VMware Tanzu Kubernetes Grid Management (VMware Tanzu Kubernetes Grid Management) (TKGm)

Cause

  • The Management Cluster creation is faling since the control-plane node is set with default gateway 0.0.0.0.
  • The DHCP server scope for the Management Cluster network is not configured with  With Option 3 (Router), which will be used to set the default gateway on the Management Cluster nodes.
  • The DHCP lease file located on the control-plane node is missing the ROUTER parameter.

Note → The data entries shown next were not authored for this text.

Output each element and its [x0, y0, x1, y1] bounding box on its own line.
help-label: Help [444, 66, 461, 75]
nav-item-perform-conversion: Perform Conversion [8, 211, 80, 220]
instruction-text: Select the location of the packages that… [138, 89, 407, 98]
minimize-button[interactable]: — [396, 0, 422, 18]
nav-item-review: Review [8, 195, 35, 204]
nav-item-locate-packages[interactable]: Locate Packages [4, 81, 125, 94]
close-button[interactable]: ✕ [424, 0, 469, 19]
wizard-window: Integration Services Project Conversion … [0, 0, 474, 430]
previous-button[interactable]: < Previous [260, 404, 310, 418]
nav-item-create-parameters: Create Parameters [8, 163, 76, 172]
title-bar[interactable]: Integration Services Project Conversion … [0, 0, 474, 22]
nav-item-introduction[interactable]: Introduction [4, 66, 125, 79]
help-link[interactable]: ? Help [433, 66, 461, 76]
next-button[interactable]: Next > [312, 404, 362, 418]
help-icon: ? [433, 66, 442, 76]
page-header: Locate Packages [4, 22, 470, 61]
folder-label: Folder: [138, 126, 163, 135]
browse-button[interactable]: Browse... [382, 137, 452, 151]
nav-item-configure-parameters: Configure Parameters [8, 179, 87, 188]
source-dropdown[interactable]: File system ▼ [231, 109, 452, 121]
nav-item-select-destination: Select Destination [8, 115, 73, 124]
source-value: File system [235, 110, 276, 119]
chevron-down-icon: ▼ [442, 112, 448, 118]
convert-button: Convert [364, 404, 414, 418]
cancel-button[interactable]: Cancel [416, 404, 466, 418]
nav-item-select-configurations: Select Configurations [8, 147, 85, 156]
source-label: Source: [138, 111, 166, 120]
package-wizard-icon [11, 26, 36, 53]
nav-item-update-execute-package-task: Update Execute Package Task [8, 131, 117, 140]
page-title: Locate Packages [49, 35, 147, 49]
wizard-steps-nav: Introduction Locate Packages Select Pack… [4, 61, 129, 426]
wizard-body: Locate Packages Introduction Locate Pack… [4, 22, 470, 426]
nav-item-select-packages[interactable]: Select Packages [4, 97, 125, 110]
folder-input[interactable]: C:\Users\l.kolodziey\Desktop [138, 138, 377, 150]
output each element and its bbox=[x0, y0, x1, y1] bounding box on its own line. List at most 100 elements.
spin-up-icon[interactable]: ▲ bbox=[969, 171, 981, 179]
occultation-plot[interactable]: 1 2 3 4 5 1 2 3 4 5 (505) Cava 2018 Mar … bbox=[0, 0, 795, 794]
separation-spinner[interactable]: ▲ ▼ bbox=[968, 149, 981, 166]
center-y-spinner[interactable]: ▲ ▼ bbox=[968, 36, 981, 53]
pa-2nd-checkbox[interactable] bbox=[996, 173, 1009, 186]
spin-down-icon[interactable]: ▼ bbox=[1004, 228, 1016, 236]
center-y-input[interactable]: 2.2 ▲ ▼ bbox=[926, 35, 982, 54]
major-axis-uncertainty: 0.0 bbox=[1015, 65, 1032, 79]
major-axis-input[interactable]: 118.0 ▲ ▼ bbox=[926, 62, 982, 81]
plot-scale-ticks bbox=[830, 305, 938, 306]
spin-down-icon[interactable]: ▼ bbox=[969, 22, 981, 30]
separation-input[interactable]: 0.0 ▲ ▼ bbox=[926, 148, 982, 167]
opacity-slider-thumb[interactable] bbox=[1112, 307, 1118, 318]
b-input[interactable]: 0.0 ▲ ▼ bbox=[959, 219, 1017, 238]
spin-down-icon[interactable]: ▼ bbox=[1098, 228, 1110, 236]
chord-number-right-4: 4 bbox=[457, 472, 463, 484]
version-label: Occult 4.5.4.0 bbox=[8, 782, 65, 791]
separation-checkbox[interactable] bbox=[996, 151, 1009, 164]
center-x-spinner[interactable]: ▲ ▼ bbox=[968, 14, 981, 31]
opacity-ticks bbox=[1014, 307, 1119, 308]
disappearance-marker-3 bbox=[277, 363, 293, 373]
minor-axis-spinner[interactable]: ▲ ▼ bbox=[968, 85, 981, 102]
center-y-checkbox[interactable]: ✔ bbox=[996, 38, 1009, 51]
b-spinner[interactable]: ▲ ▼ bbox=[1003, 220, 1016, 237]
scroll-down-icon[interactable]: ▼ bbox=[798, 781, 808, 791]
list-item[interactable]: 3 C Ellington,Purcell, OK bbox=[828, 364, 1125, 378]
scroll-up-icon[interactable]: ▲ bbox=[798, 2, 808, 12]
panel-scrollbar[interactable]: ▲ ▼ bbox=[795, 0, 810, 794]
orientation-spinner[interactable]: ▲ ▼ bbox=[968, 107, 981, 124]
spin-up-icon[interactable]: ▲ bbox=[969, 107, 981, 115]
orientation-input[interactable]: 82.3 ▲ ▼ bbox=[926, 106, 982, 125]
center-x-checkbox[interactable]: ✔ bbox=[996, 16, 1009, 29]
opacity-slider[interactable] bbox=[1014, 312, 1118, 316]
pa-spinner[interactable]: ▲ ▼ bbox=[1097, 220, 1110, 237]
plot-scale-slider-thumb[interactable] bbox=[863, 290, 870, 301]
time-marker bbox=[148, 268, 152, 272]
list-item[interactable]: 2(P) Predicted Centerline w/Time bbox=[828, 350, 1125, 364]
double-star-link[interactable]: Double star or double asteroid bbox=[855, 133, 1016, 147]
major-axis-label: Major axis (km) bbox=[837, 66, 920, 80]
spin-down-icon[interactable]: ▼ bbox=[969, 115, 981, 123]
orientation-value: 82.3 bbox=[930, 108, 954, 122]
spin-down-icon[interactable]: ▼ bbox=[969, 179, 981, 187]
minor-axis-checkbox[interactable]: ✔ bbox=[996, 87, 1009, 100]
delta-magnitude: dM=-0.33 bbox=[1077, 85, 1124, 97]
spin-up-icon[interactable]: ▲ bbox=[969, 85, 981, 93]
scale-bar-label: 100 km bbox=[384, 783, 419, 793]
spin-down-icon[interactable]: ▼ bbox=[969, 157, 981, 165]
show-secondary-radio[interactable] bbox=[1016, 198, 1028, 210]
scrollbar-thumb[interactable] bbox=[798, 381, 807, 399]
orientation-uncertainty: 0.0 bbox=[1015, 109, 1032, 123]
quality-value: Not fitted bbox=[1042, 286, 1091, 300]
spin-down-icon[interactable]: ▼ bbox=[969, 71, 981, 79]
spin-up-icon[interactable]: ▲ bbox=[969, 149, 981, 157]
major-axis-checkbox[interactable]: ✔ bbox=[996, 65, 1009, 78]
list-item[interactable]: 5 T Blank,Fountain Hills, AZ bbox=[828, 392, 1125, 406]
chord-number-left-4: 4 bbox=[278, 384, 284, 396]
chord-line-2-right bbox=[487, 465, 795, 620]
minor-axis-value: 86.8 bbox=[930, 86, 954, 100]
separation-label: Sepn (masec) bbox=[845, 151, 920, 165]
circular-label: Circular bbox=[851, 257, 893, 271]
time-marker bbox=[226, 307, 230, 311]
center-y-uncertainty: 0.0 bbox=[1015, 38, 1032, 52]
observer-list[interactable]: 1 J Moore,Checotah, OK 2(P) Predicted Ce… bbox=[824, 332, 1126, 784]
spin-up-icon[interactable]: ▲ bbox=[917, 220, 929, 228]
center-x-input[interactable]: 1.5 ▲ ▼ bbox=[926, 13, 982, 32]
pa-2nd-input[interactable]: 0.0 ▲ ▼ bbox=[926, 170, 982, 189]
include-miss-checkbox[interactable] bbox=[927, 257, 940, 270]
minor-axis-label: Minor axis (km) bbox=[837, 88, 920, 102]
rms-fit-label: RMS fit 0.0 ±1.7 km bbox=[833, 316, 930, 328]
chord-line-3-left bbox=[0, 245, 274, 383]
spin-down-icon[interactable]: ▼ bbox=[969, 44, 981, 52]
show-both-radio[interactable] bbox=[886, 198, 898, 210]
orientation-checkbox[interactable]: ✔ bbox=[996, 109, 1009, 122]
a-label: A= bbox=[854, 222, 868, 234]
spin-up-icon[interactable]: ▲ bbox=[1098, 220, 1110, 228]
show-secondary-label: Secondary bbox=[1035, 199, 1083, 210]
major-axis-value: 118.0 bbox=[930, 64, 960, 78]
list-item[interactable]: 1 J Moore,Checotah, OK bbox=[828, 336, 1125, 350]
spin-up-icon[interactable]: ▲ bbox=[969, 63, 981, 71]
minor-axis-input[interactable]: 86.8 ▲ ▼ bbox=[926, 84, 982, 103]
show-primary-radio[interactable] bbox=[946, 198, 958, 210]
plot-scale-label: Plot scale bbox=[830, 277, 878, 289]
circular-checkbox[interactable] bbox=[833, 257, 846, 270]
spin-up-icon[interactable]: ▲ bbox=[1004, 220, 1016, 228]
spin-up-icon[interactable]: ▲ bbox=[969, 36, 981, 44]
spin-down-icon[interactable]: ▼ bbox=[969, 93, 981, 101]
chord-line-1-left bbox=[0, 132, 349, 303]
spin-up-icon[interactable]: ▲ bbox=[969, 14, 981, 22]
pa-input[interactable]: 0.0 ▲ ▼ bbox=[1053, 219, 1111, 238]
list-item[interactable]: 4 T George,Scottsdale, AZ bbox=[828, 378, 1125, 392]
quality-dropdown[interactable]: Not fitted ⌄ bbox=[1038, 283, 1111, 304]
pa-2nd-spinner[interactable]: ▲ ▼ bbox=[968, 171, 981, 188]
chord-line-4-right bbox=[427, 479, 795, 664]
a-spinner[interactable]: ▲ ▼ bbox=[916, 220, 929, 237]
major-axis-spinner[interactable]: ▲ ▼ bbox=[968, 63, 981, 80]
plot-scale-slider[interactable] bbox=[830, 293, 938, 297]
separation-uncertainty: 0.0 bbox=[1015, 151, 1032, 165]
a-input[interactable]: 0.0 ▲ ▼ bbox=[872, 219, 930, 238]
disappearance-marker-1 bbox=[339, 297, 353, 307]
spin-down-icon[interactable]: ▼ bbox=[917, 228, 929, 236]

# cat /run/systemd/netif/leases/2

# This is private data. Do not parse.
ADDRESS=x.x.x.5
NETMASK=255.255.255.x
SERVER_ADDRESS=10.x.x.6
T1=17018
T2=29781
LIFETIME=34036
DNS=x.x.x.8 x.x.x.9
NTP=x.x.x.1 x.x.x.2 x.x.x.3
HOSTNAME=ManagementCluster-controlplane-#####
CLIENTID=ffb6xxxxxxxxxxxxxxxxxxxxxxxxxxxxxxxxx109

Resolution

  • If the Management Cluster getting deployed using DHCP server, then the Management cluster scope on the DHCP server need to be configured with Option 3 (Router) to set the default gateway for the cluster nodes.
  • If the Management Cluster is been created using Node IPAM then the management cluster configuration file need to be edited to include the MANAGEMENT_NODE_IPAM_IP_POOL_GATEWAY parameter. see Configure Node IPAM in Management Cluster Configuration for vSphere.